Complaint · Mammalian bites

Mammalian bites: documentation that holds up

Most bite-wound liability hides in two places: the "fight bite" the patient won't admit to, and the prophylaxis decision (antibiotics, tetanus, rabies). The defensible chart documents the mechanism and the over-the-knuckle exam, the closure rationale, and each prophylaxis call.

01What's at stake

A wound over the knuckle (MCP joint) from striking a mouth is a clenched-fist injury until proven otherwise — teeth penetrate the joint/extensor tendon in up to two-thirds of these, then the tear seals and seeds a deep infection. Cat punctures look trivial but infect at roughly double the rate of dog bites. And the rabies decision — especially bat exposure — can't be deferred.

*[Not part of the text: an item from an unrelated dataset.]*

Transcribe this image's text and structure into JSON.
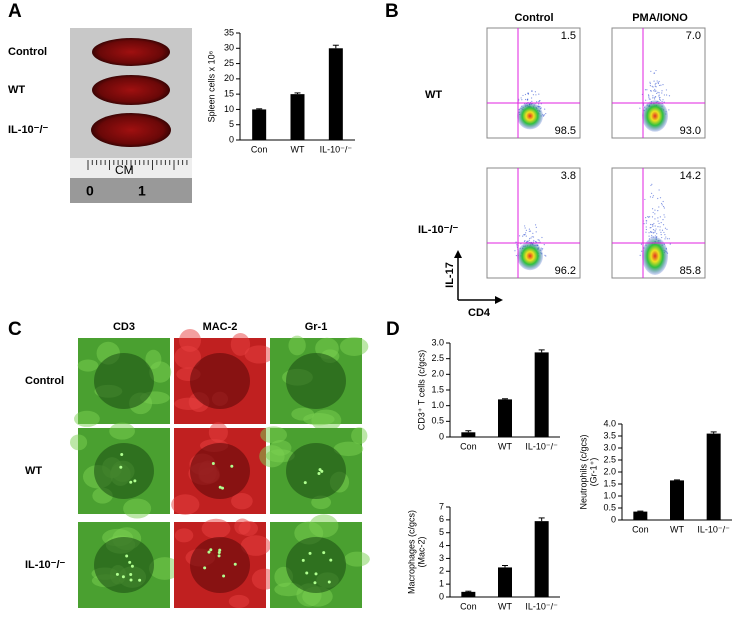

02Can't-miss / high-stakes

  • Fight bite (clenched-fist, over the MCP) — joint/extensor-tendon/deep-space involvement; Eikenella.
  • Deep hand-space infection, septic arthritis, osteomyelitis — especially delayed presentation.
  • Cat-bite puncture — deep inoculation, Pasteurella, rapid infection.
  • Retained tooth / foreign body; pediatric dog-bite head wounds (skull/dura).
  • Rabies exposure (bats, wildlife, unprovoked) and human-bite bloodborne exposure (HBV/HIV).

03History & exam

  • Hand wound from an altercation? → assume fight bite — examine over full flexion AND extension in a bloodless field.
  • Cat or puncture wound, or delayed presentation (>8–24h)? → high infection risk
  • Immunocompromised/asplenic/diabetic? → prophylaxis + Capnocytophaga risk
  • Animal type, provoked vs unprovoked, vaccination/quarantine status, geography? → rabies decision
  • Missing teeth of the biter, or wound over a joint? → x-ray for tooth/air/fracture

Skip the typing

Work the case in the Bite / Sting / Tick Workup — it records the rabies post-exposure decision, tetanus status, and prophylaxis, and assembles an MDM that documents the fight-bite consideration, the closure rationale, and the prophylaxis calls.

04Management

  • Irrigate (high-pressure, saline or tap water) and explore; open and clean cat punctures; debride devitalized tissue; x-ray for tooth/air/fracture.
  • Closure: dog bites may be closed (esp. face) — but not hand bites, punctures, or infected/delayed wounds; cat and human punctures are not closed; fight bites are left open with hand-surgery involvement.
  • Antibiotics: amoxicillin-clavulanate first-line; prophylaxis for cat bites, punctures, hand bites, human bites breaching dermis, immunocompromise, and delayed presentation. Superficial non-hand human bites generally don't need antibiotics.
  • Tetanus if >5 years or unknown (± TIG if series incomplete).
  • Rabies: assess animal type/behavior/geography; observe a healthy dog/cat/ferret 10 days; PEP (vaccine ± HRIG) for wildlife/bat exposures unless excluded; previously vaccinated get a 2-dose vaccine and no HRIG.

05What to document

▼ weak
"Laceration over knuckle from 'hitting a wall.' Closed with sutures, discharged."
▲ defensible
"Wound over the right 3rd MCP — fight bite assumed despite stated 'wall' mechanism. Examined through full flexion and extension in a bloodless field: no extensor tendon or joint-capsule violation; x-ray no tooth/air/fracture. Irrigated, left open (not closed). Amoxicillin-clavulanate started; tetanus updated. Hand-surgery follow-up in 24h; return precautions for spreading redness/pain. Human-bite bloodborne exposure discussed."

06Where charts fail

  • Closing a knuckle wound without recognizing/exploring a fight bite.
  • Treating a cat puncture as trivial (no antibiotics, primary closure).
  • Closing puncture wounds or infected/delayed wounds.
  • Missing the bat/wildlife rabies decision, or giving HRIG to a previously-vaccinated patient.
  • Not documenting tetanus status, the antibiotic decision, or the 24–48h wound recheck.

07Sources

  • Edens MA, Michel JA, Jones N. Mammalian bites in the emergency department: recommendations for wound closure, antibiotics, and postexposure prophylaxis. Emergency Medicine Practice (EB Medicine). 2016;18(4).
  • Talan DA, Citron DM, Abrahamian FM, et al. Bacteriologic analysis of infected dog and cat bites. N Engl J Med. 1999;340(2):85-92.
  • Cheng HT, Hsu YC, Wu CI. Does primary closure for dog bite wounds increase the incidence of wound infection? A meta-analysis. J Plast Reconstr Aesthet Surg. 2014;67(10):1448-1450.
  • Manning SE, Rupprecht CE, Fishbein D, et al. Human rabies prevention — United States, 2008: ACIP recommendations. MMWR Recomm Rep. 2008;57(RR-3):1-28.